People assume that Republican politicians hate the media, but at least they don’t shut them out of events like leading Democrats do. Last week, President Barack Obama had a ceremony at the White House to receive an award from an association of black journalists — and locked the national media out of the event. Gearlog now notes that Al Gore, who stumps the world for global-warming policy changes and to educate people on the Coming Environmental Catastrophe, has decided to cut the press out of his appearances, too (via Romanesko):
In a highly ironic move, Al Gore has barred the press from even attending his speech at the upcoming CTIA Wireless 2009 conference, the nation’s largest gathering of the wireless communications industry.
The ban only applies to people with press badges. If you’re a corporate or personal blogger or Tweeter, apparently you can get in to the 4,000-seat auditorium where the speech will be held on April 3. The wireless industry group running the conference, CTIA washed their hands of the ban, saying that it’s part of Al Gore’s standard speaking contract and that there was nothing they could do about it.

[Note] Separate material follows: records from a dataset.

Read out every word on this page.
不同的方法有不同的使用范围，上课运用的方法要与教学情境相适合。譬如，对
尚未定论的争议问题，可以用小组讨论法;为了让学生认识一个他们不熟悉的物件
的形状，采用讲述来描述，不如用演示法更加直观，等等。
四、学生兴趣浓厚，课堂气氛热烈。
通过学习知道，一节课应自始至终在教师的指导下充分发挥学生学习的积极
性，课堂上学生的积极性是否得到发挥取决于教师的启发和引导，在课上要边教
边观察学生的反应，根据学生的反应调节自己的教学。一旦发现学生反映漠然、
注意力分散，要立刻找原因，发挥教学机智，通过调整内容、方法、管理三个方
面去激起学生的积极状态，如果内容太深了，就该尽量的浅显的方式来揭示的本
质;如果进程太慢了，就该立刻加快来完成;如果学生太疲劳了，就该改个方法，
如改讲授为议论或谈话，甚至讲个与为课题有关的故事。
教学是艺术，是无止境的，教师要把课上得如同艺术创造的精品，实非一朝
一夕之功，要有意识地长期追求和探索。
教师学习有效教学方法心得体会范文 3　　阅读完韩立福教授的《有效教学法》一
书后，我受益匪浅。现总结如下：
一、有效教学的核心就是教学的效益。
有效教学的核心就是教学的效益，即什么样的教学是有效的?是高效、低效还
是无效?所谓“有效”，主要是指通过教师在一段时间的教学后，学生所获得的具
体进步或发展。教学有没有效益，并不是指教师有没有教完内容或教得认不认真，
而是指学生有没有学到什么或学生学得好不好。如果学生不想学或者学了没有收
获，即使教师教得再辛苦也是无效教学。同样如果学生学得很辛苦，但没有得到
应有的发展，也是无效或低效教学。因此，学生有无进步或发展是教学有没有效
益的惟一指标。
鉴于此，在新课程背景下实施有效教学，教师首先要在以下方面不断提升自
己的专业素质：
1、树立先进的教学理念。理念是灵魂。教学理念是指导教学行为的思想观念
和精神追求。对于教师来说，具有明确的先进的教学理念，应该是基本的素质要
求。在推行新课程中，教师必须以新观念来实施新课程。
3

That’s part of his “standard speaking contract”? Say, didn’t Gore teach a few classes at Columbia’s School of Journalism in 2001, where journalists train for their craft? In fact, he did — and imposed a gag order on them, threatening them with expulsion from his class if they spoke to the press. He did the same thing in 2007 when he appeared at South Dakota’s Augustana College.
Gearlog notes that the language on the CTIA website barring the press has disappeared:
Update, 9:30 PM ET: The phrase “VP Gore’s keynote address is closed to the press” has disappeared from the official CTIA Web site, though the speech announcement still says “Photography, recording, webcasting and any other reproduction of Vice President Al Gore’s speaking appearance is strictly prohibited.” Did their policy change? Unfortunately, it’s 9:30 at night on a Friday, so we may have to wait a few days to find out.
“Any other reproduction” would seem to indicate a ban, and the CTIA website includes a number of passes eligible for Gore’s event — but no mention of media passes.
Why ban the media as a standard part of the speaking contract? I’d like to say because Gore’s worried that they’ll call him out on his poor science and hysterical hyperbole, but we haven’t seen much evidence that they want to do that when they do cover him. For now, we’ll just chalk it up to the why-can’t-I-just-eat-my-waffle mentality that leading Democrats exhibit to their buddies in the press.